Su depresión lo llevaba a temer a los autos, a su rugido incesante, al inclemente bramido de llantas y al obsesivo movimiento de los semáforos. Signataria del protocolo de Kioto, Colombia nunca había visto una lluvia nuclear. Pasó como una noticia desapercibida pero inolvidable para quienes la presenciaron. El Instituto de Asuntos Nucleares se desmoronó como si fuera un pastel de bodas.
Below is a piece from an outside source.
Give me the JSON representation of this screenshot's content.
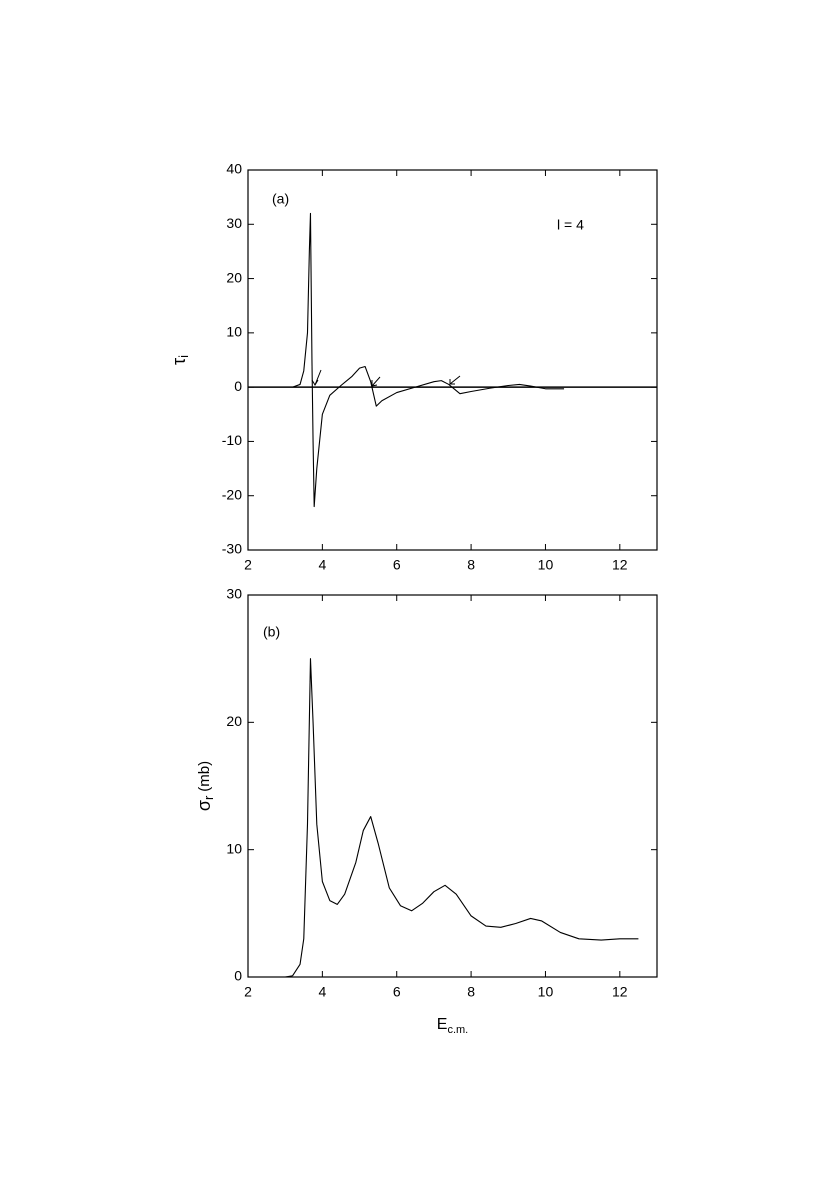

Un pequeño hongo se instaló entre las nubes y se iluminó como no lo han hecho nunca las miles de vírgenes de yeso. Semanas después, un par de activistas protestaban porque las aguas presentaban niveles de radiación atípicos. Entonces el alcalde organizó una ciclovía nocturna. Todos olvidaron lo sucedido.
A tres kilómetros de distancia del accidente, un hombre se levantaba con una pequeña fobia. Al escuchar los autos de madrugada, pensaba que se iba accidentar, lo alteraban los sonidos de motor y comenzaba a temer a la muerte. Los semáforos punzaban su delicada mente. Tablero en mano, comenzó a dibujar la ciudad: Los dos rascacielos, las casitas de Teusaquillo, la miseria de Ciudad Bolívar, el Club de los Lagartos, el humedal Córdoba, el cielo de abril y la noche prístina de agosto. Dibujaba fórmulas y una pequeña ojiva que caía desde el aire. Los planes de un ingeniero nuclear, en una ciudad "sin elementos radiactivos".
El plan, muy sencillo, sin ciudad no habrían más carros.
Simultáneamente en el Palacio del Liévano, sede del alcalde, le decía el secretario de ambiente al burgomaestre: "No importa si vuelve a suceder. Elegimos qué se olvida". Se rieron y siguieron tomando chocolate.
2 comentarios:
Me temo que al final sólo las cucarachas nos sobrevivan y quizás nos recuerden mientras toman chocolate en alguna de sus cloacas refugio.
Quizás los colombianos somos las cucarachas (jajajaja). Hemos subsistido una guerra de 50 años y henos aquí. Un abrazo.